Pentax K-5 High ISO RAW
Pentax K-5 High ISO RAW Image Quality
We look at RAW files converted with dcraw, an excellent freeware raw converter. dcraw usually offers timely support for the latest cameras, but more importantly, it does not apply any noise-reduction, sharpening or other corrections such as geometric distortion correction to the output files as some other converters do. There will always be differences between RAW converters, in terms of the sort of demosaicing algorithms they use (the processes by which they convert the separate Red, Green, and Blue data sets to an array of full-color RGB pixels), but dcraw seems to use a fairly generic algorithm that delivers good sharpness with relatively few artifacts, and can be counted on to not apply any noise reduction if you don't want it to.

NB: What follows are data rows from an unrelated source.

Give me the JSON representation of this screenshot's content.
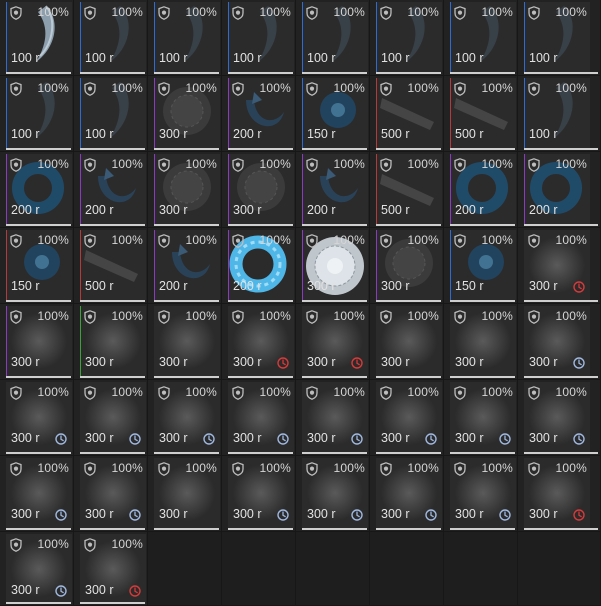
{
  "inventory": {
    "items": [
      {
        "percent": "100%",
        "price": "100 r",
        "art": "claw-pale",
        "rarity": "#2f6bd0",
        "bar": true
      },
      {
        "percent": "100%",
        "price": "100 r",
        "art": "claw-dark",
        "rarity": "#2f6bd0",
        "bar": true
      },
      {
        "percent": "100%",
        "price": "100 r",
        "art": "claw-dark",
        "rarity": "#2f6bd0",
        "bar": true
      },
      {
        "percent": "100%",
        "price": "100 r",
        "art": "claw-dark",
        "rarity": "#2f6bd0",
        "bar": true
      },
      {
        "percent": "100%",
        "price": "100 r",
        "art": "claw-dark",
        "rarity": "#2f6bd0",
        "bar": true
      },
      {
        "percent": "100%",
        "price": "100 r",
        "art": "claw-dark",
        "rarity": "#2f6bd0",
        "bar": true
      },
      {
        "percent": "100%",
        "price": "100 r",
        "art": "claw-dark",
        "rarity": "#2f6bd0",
        "bar": true
      },
      {
        "percent": "100%",
        "price": "100 r",
        "art": "claw-dark",
        "rarity": "#2f6bd0",
        "bar": true
      },
      {
        "percent": "100%",
        "price": "100 r",
        "art": "claw-dark",
        "rarity": "#2f6bd0",
        "bar": true
      },
      {
        "percent": "100%",
        "price": "100 r",
        "art": "claw-dark",
        "rarity": "#2f6bd0",
        "bar": true
      },
      {
        "percent": "100%",
        "price": "300 r",
        "art": "flower-grey",
        "rarity": "#8a3bc2",
        "bar": true
      },
      {
        "percent": "100%",
        "price": "200 r",
        "art": "hook-blue",
        "rarity": "#8a3bc2",
        "bar": true
      },
      {
        "percent": "100%",
        "price": "150 r",
        "art": "crystal-blue",
        "rarity": "#2f6bd0",
        "bar": true
      },
      {
        "percent": "100%",
        "price": "500 r",
        "art": "log-grey",
        "rarity": "#b53a3a",
        "bar": true
      },
      {
        "percent": "100%",
        "price": "500 r",
        "art": "log-grey",
        "rarity": "#b53a3a",
        "bar": true
      },
      {
        "percent": "100%",
        "price": "100 r",
        "art": "claw-dark",
        "rarity": "#2f6bd0",
        "bar": true
      },
      {
        "percent": "100%",
        "price": "200 r",
        "art": "ring-blue",
        "rarity": "#8a3bc2",
        "bar": true
      },
      {
        "percent": "100%",
        "price": "200 r",
        "art": "hook-blue",
        "rarity": "#8a3bc2",
        "bar": true
      },
      {
        "percent": "100%",
        "price": "300 r",
        "art": "flower-grey",
        "rarity": "#8a3bc2",
        "bar": true
      },
      {
        "percent": "100%",
        "price": "300 r",
        "art": "flower-grey",
        "rarity": "#8a3bc2",
        "bar": true
      },
      {
        "percent": "100%",
        "price": "200 r",
        "art": "hook-blue",
        "rarity": "#8a3bc2",
        "bar": true
      },
      {
        "percent": "100%",
        "price": "500 r",
        "art": "log-grey",
        "rarity": "#b53a3a",
        "bar": true
      },
      {
        "percent": "100%",
        "price": "200 r",
        "art": "ring-blue",
        "rarity": "#8a3bc2",
        "bar": true
      },
      {
        "percent": "100%",
        "price": "200 r",
        "art": "ring-blue",
        "rarity": "#8a3bc2",
        "bar": true
      },
      {
        "percent": "100%",
        "price": "150 r",
        "art": "crystal-blue",
        "rarity": "#b53a3a",
        "bar": true
      },
      {
        "percent": "100%",
        "price": "500 r",
        "art": "log-grey",
        "rarity": "#b53a3a",
        "bar": true
      },
      {
        "percent": "100%",
        "price": "200 r",
        "art": "hook-blue",
        "rarity": "#8a3bc2",
        "bar": true
      },
      {
        "percent": "100%",
        "price": "200 r",
        "art": "ring-bright",
        "rarity": "#8a3bc2",
        "bar": true
      },
      {
        "percent": "100%",
        "price": "300 r",
        "art": "flower-bright",
        "rarity": "#8a3bc2",
        "bar": true
      },
      {
        "percent": "100%",
        "price": "300 r",
        "art": "flower-grey",
        "rarity": "#8a3bc2",
        "bar": true
      },
      {
        "percent": "100%",
        "price": "150 r",
        "art": "crystal-blue",
        "rarity": "#2f6bd0",
        "bar": true
      },
      {
        "percent": "100%",
        "price": "300 r",
        "art": "blur",
        "rarity": "",
        "bar": true,
        "timer": "red"
      },
      {
        "percent": "100%",
        "price": "300 r",
        "art": "blur",
        "rarity": "#8a3bc2",
        "bar": true
      },
      {
        "percent": "100%",
        "price": "300 r",
        "art": "blur",
        "rarity": "#3aa23a",
        "bar": true
      },
      {
        "percent": "100%",
        "price": "300 r",
        "art": "blur",
        "rarity": "",
        "bar": true
      },
      {
        "percent": "100%",
        "price": "300 r",
        "art": "blur",
        "rarity": "",
        "bar": true,
        "timer": "red"
      },
      {
        "percent": "100%",
        "price": "300 r",
        "art": "blur",
        "rarity": "",
        "bar": true,
        "timer": "red"
      },
      {
        "percent": "100%",
        "price": "300 r",
        "art": "blur",
        "rarity": "",
        "bar": true
      },
      {
        "percent": "100%",
        "price": "300 r",
        "art": "blur",
        "rarity": "",
        "bar": true
      },
      {
        "percent": "100%",
        "price": "300 r",
        "art": "blur",
        "rarity": "",
        "bar": true,
        "timer": "blue"
      },
      {
        "percent": "100%",
        "price": "300 r",
        "art": "blur",
        "rarity": "",
        "bar": true,
        "timer": "blue"
      },
      {
        "percent": "100%",
        "price": "300 r",
        "art": "blur",
        "rarity": "",
        "bar": true,
        "timer": "blue"
      },
      {
        "percent": "100%",
        "price": "300 r",
        "art": "blur",
        "rarity": "",
        "bar": true,
        "timer": "blue"
      },
      {
        "percent": "100%",
        "price": "300 r",
        "art": "blur",
        "rarity": "",
        "bar": true,
        "timer": "blue"
      },
      {
        "percent": "100%",
        "price": "300 r",
        "art": "blur",
        "rarity": "",
        "bar": true,
        "timer": "blue"
      },
      {
        "percent": "100%",
        "price": "300 r",
        "art": "blur",
        "rarity": "",
        "bar": true,
        "timer": "blue"
      },
      {
        "percent": "100%",
        "price": "300 r",
        "art": "blur",
        "rarity": "",
        "bar": true,
        "timer": "blue"
      },
      {
        "percent": "100%",
        "price": "300 r",
        "art": "blur",
        "rarity": "",
        "bar": true,
        "timer": "blue"
      },
      {
        "percent": "100%",
        "price": "300 r",
        "art": "blur",
        "rarity": "",
        "bar": true,
        "timer": "blue"
      },
      {
        "percent": "100%",
        "price": "300 r",
        "art": "blur",
        "rarity": "",
        "bar": true,
        "timer": "blue"
      },
      {
        "percent": "100%",
        "price": "300 r",
        "art": "blur",
        "rarity": "",
        "bar": true
      },
      {
        "percent": "100%",
        "price": "300 r",
        "art": "blur",
        "rarity": "",
        "bar": true,
        "timer": "blue"
      },
      {
        "percent": "100%",
        "price": "300 r",
        "art": "blur",
        "rarity": "",
        "bar": true,
        "timer": "blue"
      },
      {
        "percent": "100%",
        "price": "300 r",
        "art": "blur",
        "rarity": "",
        "bar": true,
        "timer": "blue"
      },
      {
        "percent": "100%",
        "price": "300 r",
        "art": "blur",
        "rarity": "",
        "bar": true,
        "timer": "blue"
      },
      {
        "percent": "100%",
        "price": "300 r",
        "art": "blur",
        "rarity": "",
        "bar": true,
        "timer": "red"
      },
      {
        "percent": "100%",
        "price": "300 r",
        "art": "blur",
        "rarity": "",
        "bar": true,
        "timer": "blue"
      },
      {
        "percent": "100%",
        "price": "300 r",
        "art": "blur",
        "rarity": "",
        "bar": true,
        "timer": "red"
      }
    ],
    "colors": {
      "timer_red": "#d63a3a",
      "timer_blue": "#9fb8e0",
      "percent_text": "#d6d6d6",
      "price_text": "#e2e2e2"
    }
  }
}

See for yourself how the Pentax K-5's high ISO RAW files compare to those from other recent APS-C size sensor models: the Canon 60D, Nikon D7000 and Sony A580. Click on any of the crops below to see the corresponding full-sized image.
Here, we can see the Pentax K-5 clearly produces the cleanest looking RAW files, though it appears to be applying some noise reduction at higher ISOs (above ISO 1,600), which cannot be turned off. The noise reduction applied is pretty subtle, though, nothing like the heavy-handed approach used in earlier Sony SLRs. Still, it's something we'd rather not see in RAW files, as it does impact fine detail. The Nikon D7000 comes in second in terms of noise performance in this group. The Canon 60D comes in a close third, but its slightly higher resolution should help when it comes to printing at the same size. The Sony A580 places fourth, with the highest noise levels of this group, though it's still fairly competitive.
Here's a comparison of the Pentax K-5 with its predecessor as well as a couple of other semi-professional APS-C models:
Here, like the JPEGs, we can see just how much better the Pentax K-5 is over its predecessor, the K-7 (which may also be applying subtle noise reduction at higher ISOs), as well as the improvement over the older generation sensors of the Canon 7D and Nikon D300S.